Seit vier Uhr arbeitet die erste Schicht. Der Duft von Zimt, Muskat, Kardamom und Anis erfüllt den Ort. Ohne aufzublicken zählt Inge Frenzel jeweils vier runde Pfefferkuchen ab und verstaut sie in einer Tüte. „Unsere Hexenhäuschen brauchen Nachschub“, sagt die Mutter der Geschäftsführerin. Das Dreier-Gespann aus Vater Dieter, Mutter und Tochter übernahm 1992 den Betrieb aus dem Bestand der Treuhand. Dieser Schritt sicherte der einzigen Lebkuchenfabrik Ostdeutschlands ihr Weiterbestehen in der Pfefferkuchenstadt Pulsnitz. In den noch acht bestehenden Pfefferküchlereien wird seit 450Jahren der besondere Honigkuchen aus dem Lagerteig gebacken. In dieser Tradition sieht sich auch Ines Frenzel. „Unser Betrieb war schon immer ein Familienunternehmen. Es wurde vor über 150 Jahren gegründet.“
Seit damals habe sich die Anordnung der Maschinen nicht sonderlich verändert – und auch die Herstellungsweise ihrer Pfefferkuchen unterscheide sich nicht von der Handarbeit in den kleinen Pfefferküchlereien in der Stadt. Allerdings fällt hier alles viel größer aus: In 200Holzbottichen warten vier Wochen lang jeweils 70 Kilo dunkler Teig auf ihre Weiterverarbeitung. Nach dem Kneten fährt die Masse durch einen riesigen Vielfach-Ausstecher. An diesem Morgen produziert er Rechtecke am Fließband, die sogleich wieder in einem Backofen verschwinden. Nach knapp 30Metern spuckt dieser die heißen Rohlinge wieder aus. Nach einer langsamen Fahrt durch die zweite Halle tauchen die Platten in ein Schokoladenbad. Abgeschlossen ist der Prozess, wenn die glasierten und abgekühlten Pfefferkuchen in der Verpackungsmaschine landen. Zwei Tonnen dieser süßen Leckereien stehen am Ende jeder Schicht bereit. Für den Weg zwischen Teigmachen bis in die Schachtel braucht der Lebkuchen gerade 90Minuten.

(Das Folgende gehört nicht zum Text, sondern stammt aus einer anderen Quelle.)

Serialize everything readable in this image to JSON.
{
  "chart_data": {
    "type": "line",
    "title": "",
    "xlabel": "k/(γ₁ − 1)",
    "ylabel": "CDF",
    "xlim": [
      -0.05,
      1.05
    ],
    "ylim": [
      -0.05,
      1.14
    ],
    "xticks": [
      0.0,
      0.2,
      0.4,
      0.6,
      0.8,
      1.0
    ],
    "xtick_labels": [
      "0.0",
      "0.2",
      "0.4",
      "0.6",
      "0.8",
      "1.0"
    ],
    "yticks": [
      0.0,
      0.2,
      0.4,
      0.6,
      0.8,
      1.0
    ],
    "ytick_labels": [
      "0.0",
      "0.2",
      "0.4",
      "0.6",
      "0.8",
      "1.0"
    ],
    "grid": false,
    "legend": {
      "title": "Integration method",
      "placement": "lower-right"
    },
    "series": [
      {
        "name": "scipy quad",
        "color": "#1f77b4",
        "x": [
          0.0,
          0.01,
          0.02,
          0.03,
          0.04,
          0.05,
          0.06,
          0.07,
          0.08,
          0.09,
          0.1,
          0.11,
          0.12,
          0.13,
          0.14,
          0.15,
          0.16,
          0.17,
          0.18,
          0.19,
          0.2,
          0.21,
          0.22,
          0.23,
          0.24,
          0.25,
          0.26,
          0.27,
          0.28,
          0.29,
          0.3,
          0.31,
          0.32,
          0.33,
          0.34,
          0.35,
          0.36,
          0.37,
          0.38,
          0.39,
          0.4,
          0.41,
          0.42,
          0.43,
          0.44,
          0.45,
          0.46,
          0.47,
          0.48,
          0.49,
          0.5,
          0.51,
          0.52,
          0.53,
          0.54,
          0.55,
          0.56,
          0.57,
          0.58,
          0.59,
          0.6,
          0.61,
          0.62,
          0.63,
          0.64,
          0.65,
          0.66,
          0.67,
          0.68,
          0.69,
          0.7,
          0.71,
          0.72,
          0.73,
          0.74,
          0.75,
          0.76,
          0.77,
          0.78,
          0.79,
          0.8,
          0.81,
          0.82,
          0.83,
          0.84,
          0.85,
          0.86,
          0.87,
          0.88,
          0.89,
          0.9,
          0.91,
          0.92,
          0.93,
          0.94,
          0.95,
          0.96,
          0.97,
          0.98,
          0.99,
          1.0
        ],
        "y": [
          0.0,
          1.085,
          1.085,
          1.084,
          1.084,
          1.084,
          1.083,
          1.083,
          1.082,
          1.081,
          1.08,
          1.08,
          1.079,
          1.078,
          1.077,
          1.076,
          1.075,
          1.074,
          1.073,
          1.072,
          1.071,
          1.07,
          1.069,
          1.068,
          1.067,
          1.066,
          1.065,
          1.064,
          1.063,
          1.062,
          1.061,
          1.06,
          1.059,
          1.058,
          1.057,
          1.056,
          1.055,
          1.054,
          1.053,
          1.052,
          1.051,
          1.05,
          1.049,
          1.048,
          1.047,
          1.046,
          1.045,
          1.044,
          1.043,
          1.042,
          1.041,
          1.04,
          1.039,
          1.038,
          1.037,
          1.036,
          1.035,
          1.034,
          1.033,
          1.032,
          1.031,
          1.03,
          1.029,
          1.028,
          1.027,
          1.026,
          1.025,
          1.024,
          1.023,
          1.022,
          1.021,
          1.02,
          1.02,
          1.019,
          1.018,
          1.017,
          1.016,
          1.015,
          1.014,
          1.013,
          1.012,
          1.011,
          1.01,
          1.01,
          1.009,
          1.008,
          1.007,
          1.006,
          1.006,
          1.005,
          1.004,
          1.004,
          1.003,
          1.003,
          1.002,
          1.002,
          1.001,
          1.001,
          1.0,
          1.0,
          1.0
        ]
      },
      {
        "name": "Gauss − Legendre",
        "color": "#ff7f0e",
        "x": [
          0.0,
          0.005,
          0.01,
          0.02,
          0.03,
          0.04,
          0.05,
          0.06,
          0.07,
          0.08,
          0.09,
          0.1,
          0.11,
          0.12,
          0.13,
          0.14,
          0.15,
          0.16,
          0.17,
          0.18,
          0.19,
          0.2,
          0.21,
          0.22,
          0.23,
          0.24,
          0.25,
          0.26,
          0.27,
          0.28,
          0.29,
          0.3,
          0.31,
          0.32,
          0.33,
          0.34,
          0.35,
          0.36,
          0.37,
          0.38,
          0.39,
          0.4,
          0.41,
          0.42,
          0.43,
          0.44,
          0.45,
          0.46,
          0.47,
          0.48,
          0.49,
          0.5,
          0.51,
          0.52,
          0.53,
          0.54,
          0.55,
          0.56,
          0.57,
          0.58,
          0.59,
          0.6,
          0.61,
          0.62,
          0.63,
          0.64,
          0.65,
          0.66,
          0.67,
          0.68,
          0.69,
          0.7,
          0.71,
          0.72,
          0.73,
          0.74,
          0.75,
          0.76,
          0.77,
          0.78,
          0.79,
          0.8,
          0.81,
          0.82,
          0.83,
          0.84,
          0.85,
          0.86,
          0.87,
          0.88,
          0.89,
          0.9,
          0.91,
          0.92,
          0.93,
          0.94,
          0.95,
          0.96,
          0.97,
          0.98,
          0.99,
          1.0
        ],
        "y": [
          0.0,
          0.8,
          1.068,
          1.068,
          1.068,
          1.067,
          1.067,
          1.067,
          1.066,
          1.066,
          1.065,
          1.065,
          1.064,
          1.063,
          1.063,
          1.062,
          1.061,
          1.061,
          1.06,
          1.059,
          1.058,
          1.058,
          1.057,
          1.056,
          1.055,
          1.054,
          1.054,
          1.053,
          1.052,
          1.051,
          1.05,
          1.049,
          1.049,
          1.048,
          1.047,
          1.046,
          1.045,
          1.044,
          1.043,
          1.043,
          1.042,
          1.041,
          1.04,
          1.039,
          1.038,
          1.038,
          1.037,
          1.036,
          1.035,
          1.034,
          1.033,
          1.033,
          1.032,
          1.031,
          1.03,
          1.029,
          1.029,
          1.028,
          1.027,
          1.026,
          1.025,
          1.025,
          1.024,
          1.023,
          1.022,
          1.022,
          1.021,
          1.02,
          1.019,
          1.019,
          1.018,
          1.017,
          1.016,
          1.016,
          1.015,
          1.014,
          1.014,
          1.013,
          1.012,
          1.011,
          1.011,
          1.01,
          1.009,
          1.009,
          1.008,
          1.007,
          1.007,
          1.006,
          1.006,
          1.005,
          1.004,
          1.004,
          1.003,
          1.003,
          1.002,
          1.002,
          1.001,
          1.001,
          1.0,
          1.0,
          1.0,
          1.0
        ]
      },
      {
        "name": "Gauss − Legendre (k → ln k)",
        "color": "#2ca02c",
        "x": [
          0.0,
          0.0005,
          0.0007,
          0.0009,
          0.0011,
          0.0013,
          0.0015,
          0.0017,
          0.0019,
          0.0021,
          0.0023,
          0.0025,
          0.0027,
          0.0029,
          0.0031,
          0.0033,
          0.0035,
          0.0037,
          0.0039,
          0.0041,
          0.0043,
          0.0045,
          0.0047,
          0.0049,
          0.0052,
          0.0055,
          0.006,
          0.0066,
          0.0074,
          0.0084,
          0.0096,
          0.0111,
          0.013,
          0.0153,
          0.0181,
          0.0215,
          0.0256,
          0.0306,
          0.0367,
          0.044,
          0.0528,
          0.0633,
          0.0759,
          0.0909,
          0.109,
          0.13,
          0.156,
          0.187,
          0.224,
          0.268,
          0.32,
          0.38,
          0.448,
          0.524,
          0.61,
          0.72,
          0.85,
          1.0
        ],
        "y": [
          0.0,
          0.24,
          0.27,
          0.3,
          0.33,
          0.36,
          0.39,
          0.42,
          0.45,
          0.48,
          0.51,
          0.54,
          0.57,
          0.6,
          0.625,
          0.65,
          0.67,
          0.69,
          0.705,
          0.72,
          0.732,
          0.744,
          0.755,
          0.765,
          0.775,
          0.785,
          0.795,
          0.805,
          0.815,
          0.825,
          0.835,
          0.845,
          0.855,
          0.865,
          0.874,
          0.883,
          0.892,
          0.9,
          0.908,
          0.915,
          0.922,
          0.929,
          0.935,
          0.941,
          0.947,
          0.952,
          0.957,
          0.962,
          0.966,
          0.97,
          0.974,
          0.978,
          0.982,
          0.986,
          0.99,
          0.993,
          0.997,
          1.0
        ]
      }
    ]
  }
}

„Pro Jahr produzieren wir 900Tonnen Lebkuchen. Trotzdem stellen wir keine Massenware her, sondern spezialisieren uns auf Besonderheiten“, sagt die Geschäftsführerin. Seit vier Jahren führt sie die Geschicke des Unternehmens allein, die Eltern stehen ihr mit Rat und Tat weiter bei. „Wir haben es geschafft, in vielen Handelsketten in Ost- und Westdeutschland gelistet zu sein.“ Auf diesem Erfolg will sich Ines Frenzel nicht ausruhen. Mit ihren Produkten will sie nun den Berliner Markt erobern. (ddp)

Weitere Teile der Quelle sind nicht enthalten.